The event was about “bringing new people to the movement, making the movement more diverse, in every possible way — age, ethnicity, culture, class,” said Fried.
“CLPP is one of the most accessible conferences that I have ever been to,” Jacob added.
“It’s not geared towards academics, it’s really about making sure that we’re all coming in and ... meeting each other on the same level that we are and making sure that everyone is able to find a place in the movement. And I think that’s part of the important work that we do," said Fried.
Various measures were taken to ensure the diversity and accessibility that Jacob and Fried spoke of. Registration was free with a suggested donation, free childcare and meals were provided, and quiet as well as scent-safe seating was available. Spanish interpreters were available throughout the conference.

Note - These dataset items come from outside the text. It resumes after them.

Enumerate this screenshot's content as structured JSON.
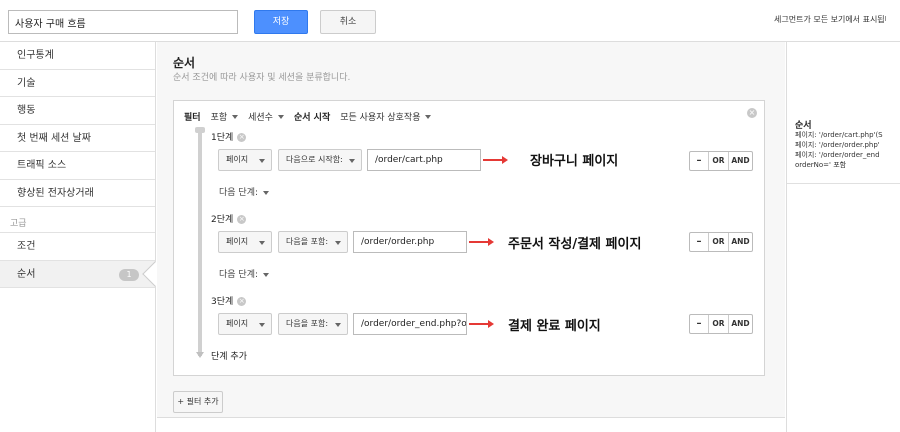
{
  "header": {
    "segment_name": "사용자 구매 흐름",
    "save_label": "저장",
    "cancel_label": "취소",
    "note": "세그먼트가 모든 보기에서 표시됩니다"
  },
  "sidebar": {
    "items": [
      {
        "label": "인구통계"
      },
      {
        "label": "기술"
      },
      {
        "label": "행동"
      },
      {
        "label": "첫 번째 세션 날짜"
      },
      {
        "label": "트래픽 소스"
      },
      {
        "label": "향상된 전자상거래"
      }
    ],
    "advanced_header": "고급",
    "advanced_items": [
      {
        "label": "조건",
        "badge": ""
      },
      {
        "label": "순서",
        "badge": "1"
      }
    ]
  },
  "main": {
    "title": "순서",
    "description": "순서 조건에 따라 사용자 및 세션을 분류합니다.",
    "filter": {
      "label": "필터",
      "include": "포함",
      "scope": "세션수",
      "sequence_start_label": "순서 시작",
      "sequence_start_value": "모든 사용자 상호작용"
    },
    "steps": [
      {
        "label": "1단계",
        "dimension": "페이지",
        "operator": "다음으로 시작함:",
        "value": "/order/cart.php",
        "annotation": "장바구니 페이지"
      },
      {
        "label": "2단계",
        "dimension": "페이지",
        "operator": "다음을 포함:",
        "value": "/order/order.php",
        "annotation": "주문서 작성/결제 페이지"
      },
      {
        "label": "3단계",
        "dimension": "페이지",
        "operator": "다음을 포함:",
        "value": "/order/order_end.php?o",
        "annotation": "결제 완료 페이지"
      }
    ],
    "next_step_label": "다음 단계:",
    "add_step_label": "단계 추가",
    "logic": {
      "minus": "–",
      "or": "OR",
      "and": "AND"
    },
    "add_filter_label": "+ 필터 추가"
  },
  "summary": {
    "title": "순서",
    "lines": [
      "페이지: '/order/cart.php'(S",
      "페이지: '/order/order.php'",
      "페이지: '/order/order_end",
      "orderNo=' 포함"
    ]
  }
}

Arianna Berndt-Evans came all the way from Virginia to attend CLPP. “I came to this conference because ... it aligns with my interests in a way that stuff in the DC area doesn’t really,” she said. “This seemed like a very unique opportunity that I wouldn’t have had if I didn’t have this access to coming up here ... just the idea of being able to meet a bunch of different people who share my interests and can teach me about issues that aren’t really talked about as much in my area was really appealing to me.”
Hampshire College hosts the CLPP conference every April. During the remainder of the year, CLPP offers paid summer internships, a leadership and training network, support for student activism groups and academic classes at Hampshire.